Kenyan households may have to dig deeper into their pockets for some basic food items in the coming weeks, even as prices of several vegetables and fresh farm produce are expected to decline.
A new survey by the Central Bank of Kenya (CBK) shows that prices of key household commodities, including rice, bread, maize flour, wheat flour, sugar, cooking oil, cooking fat and packaged milk, are likely to rise over the next month.
The findings are contained in the Agriculture Sector Survey for May 2026, which captured the views of players in the agriculture sector on expected price movements and production trends.
According to the survey, concerns over the ongoing conflict involving the United States, Israel and Iran have continued to fuel fears of disruptions in global supply chains, with respondents expecting the situation to push up the cost of imported and processed food products.
Rising global oil prices and challenges in international shipping routes were cited among the factors likely to exert pressure on food prices in the country.
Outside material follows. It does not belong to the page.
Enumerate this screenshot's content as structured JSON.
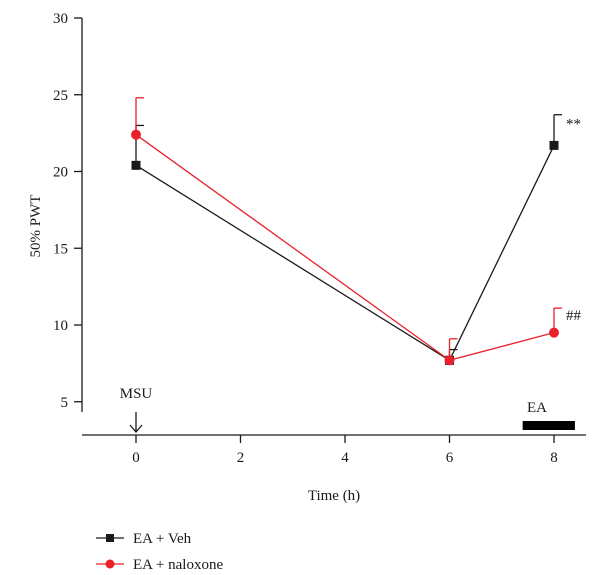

With many people currently struggling with issues concerning living expenses, it is likely that the coming rise in prices for basic commodities will cause an increase in spending in households over the next few weeks.
But on a positive note, the survey indicates that prices for some vegetables and other farm products are projected to reduce due to better supplies.
CBK said prices for spinach, sukuma wiki, indigenous vegetables, and unpackaged milk are expected to go down with increasing production levels.
The price reduction has generally been attributed to favorable weather patterns registered in the March-May long rains season.
Tomatoes, onions, potatoes, carrots, green maize, maize grain and green grams are also expected to benefit from improved harvests, although expectations varied from one region to another.
Despite fears about rising prices for certain essentials, the poll shows that inflation worries may not be as pressing now.
Some 65 per cent of those surveyed said that they expect the inflation rate to go up in the coming month, compared with 81 per cent last month. It appears that better food supplies could cushion people against higher prices.
Transportation costs continued to exert pressure on the prices of foods, with 95 per cent of those polled citing them as the major determinant of both retail and wholesale markets.
Among the other factors influencing the prices are weather conditions, input costs for farmers, labor costs and logistical issues.
Nevertheless, optimism prevails in the agricultural sector with more than 80 per cent of respondents expecting improvements in the next three months and even over the next year, driven by favorable weather conditions and various government programs.
It would mean that people might find themselves in a rather mixed market situation in the coming period – while some staple products may become more expensive, prices of common vegetables and fruits may fall because of their abundance.